Experimental Protocol

1. Mixing the Dry Ingredients:

In a large mixing bowl, baking soda (NaHCO3), citric acid (C6H8O7), and cornstarch (C6H10O5) are carefully mixed. The mixture should be homogeneous to ensure a uniform reaction.

Fig. 2: Mixing of dry (water free) substances

2. Melting the Coconut Oil:

Coconut oil is melted in a water bath until fully liquefied. The temperature should not exceed 30–35 °C to prevent premature reactions during mixing.

3. Combining the Components:

The melted coconut oil is gradually added to the dry mixture while continuously stirring to prevent clumping. The consistency should resemble damp sand – moldable but not liquid. If desired, essential oils (e.g., lavender oil) or food coloring (water free) can be added at this stage. These additives should be used sparingly to maintain the chemical balance.

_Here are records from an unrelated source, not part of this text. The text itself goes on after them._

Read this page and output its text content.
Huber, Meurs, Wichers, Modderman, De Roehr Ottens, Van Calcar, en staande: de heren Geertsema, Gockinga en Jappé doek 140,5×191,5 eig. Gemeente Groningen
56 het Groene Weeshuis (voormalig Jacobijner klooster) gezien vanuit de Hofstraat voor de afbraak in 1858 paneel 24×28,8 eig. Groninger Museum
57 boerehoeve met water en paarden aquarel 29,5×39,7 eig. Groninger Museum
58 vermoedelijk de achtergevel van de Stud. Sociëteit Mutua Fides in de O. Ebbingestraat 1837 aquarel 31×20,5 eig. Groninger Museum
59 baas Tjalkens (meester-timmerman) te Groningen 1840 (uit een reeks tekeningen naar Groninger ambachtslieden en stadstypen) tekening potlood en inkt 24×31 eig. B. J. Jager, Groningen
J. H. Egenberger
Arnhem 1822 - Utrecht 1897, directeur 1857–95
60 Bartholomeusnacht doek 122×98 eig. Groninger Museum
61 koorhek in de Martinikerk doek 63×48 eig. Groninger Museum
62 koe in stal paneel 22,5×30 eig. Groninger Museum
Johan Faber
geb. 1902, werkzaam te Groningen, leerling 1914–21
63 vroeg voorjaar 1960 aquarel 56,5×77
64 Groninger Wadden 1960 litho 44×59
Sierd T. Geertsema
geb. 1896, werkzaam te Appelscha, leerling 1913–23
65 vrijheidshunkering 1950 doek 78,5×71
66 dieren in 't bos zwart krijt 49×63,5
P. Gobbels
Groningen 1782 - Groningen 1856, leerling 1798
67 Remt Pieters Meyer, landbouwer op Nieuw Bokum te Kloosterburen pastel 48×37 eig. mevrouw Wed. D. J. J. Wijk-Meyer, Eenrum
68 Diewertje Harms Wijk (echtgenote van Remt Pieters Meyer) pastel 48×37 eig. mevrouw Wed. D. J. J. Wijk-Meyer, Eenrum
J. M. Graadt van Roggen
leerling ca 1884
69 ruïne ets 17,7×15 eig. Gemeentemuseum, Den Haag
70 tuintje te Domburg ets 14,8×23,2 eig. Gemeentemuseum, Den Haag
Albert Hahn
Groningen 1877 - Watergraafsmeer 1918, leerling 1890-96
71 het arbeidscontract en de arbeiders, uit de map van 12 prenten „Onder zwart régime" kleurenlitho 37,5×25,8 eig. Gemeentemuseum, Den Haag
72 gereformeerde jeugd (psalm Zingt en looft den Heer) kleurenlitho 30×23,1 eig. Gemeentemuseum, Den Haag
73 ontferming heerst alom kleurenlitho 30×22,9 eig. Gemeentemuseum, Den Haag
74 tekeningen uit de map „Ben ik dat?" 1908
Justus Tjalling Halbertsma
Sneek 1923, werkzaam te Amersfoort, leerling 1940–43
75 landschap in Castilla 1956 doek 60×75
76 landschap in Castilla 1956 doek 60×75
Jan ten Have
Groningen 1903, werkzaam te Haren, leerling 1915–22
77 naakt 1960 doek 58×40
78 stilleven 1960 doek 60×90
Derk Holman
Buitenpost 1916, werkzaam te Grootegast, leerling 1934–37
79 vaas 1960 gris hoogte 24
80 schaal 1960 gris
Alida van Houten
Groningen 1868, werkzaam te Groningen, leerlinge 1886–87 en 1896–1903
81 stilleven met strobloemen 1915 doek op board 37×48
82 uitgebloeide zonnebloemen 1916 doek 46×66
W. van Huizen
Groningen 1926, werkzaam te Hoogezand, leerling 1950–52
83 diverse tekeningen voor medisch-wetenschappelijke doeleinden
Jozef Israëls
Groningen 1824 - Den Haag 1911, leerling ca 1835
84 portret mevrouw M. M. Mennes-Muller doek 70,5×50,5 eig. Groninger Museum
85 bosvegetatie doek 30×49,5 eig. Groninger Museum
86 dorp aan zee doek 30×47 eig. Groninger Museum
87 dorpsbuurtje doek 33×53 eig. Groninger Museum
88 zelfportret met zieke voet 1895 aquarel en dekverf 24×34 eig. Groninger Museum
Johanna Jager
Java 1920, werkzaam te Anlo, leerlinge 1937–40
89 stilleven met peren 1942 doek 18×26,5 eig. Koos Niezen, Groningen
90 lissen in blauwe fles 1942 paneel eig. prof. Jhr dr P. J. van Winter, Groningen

Fig. 3: After adding the melted coconut oil. During the addition of fragrance oil.

4. Shaping the Bath Bombs:

The prepared mixture is pressed into molds. Silicone molds, egg cups, or other small containers can be used. The mixture is pressed firmly but not excessively to avoid crumbling.

5. Drying:

The shaped bath bombs must dry for at least 24 hours in a dry place to harden fully. Once dried, they can be removed from the molds.

Fig. 4: Fully hardened bath bomb

Results and Observations

The produced bath bombs exhibit a distinct fizzing reaction upon contact with water, due to the release of carbon dioxide. Additives such as essential oils and dyes do not significantly affect the reaction rate or the stability of the final products.

Typical reaction parameters:

  • Optimal mixture: 2:1 ratio of baking soda to citric acid
  • Reaction duration in water: 30–60 seconds
  • pH value of the solution: slightly acidic (approx. 6)

Discussion

The production of bath bombs illustrates fundamental principles of chemistry, particularly the reactivity of acids and bases. The choice of binding agents (e.g., coconut oil) and stabilizing components (e.g., cornstarch) influences both the shaping process and the shelf life of the products. Future experiments could focus on optimizing the reaction rate by varying the particle sizes of citric acid or using alternative acids (e.g., tartaric acid). Additionally, experiments could explore the incorporation of sodium lauryl sulfate (SLS) as a foaming agent, allowing for the creation of foam bath bombs. SLS could enhance the bathing experience by producing stable, long-lasting foam while maintaining compatibility with the skin when used in appropriate concentrations.

Safety
Citric acid is a weak acid that can irritate the eyes. Use safety goggles.




  • 1
    [An acid-base reaction is a chemical process in which an acid donates a proton (H+) to a base, which accepts it, often resulting in the formation of water and a salt.]
  • 2
    [Ionic components are charged particles (ions) that form when atoms or molecules gain or lose electrons, consisting of positively charged cations and negatively charged anions.]
  • 3
    [A mol is a unit of measurement in chemistry that represents 6.022 × 1023 particles (atoms, molecules, or ions) of a substance, known as Avogadro’s number.]
  • 4
    [Mass in Gramms]
  • 5
    [Volumne in Liters]
  • 6
    [Standard conditions refer to predefined reference values in chemistry, typically 0°C (273.15 K) and 1 bar (100 kPa), used to ensure consistency in measurements and calculations.]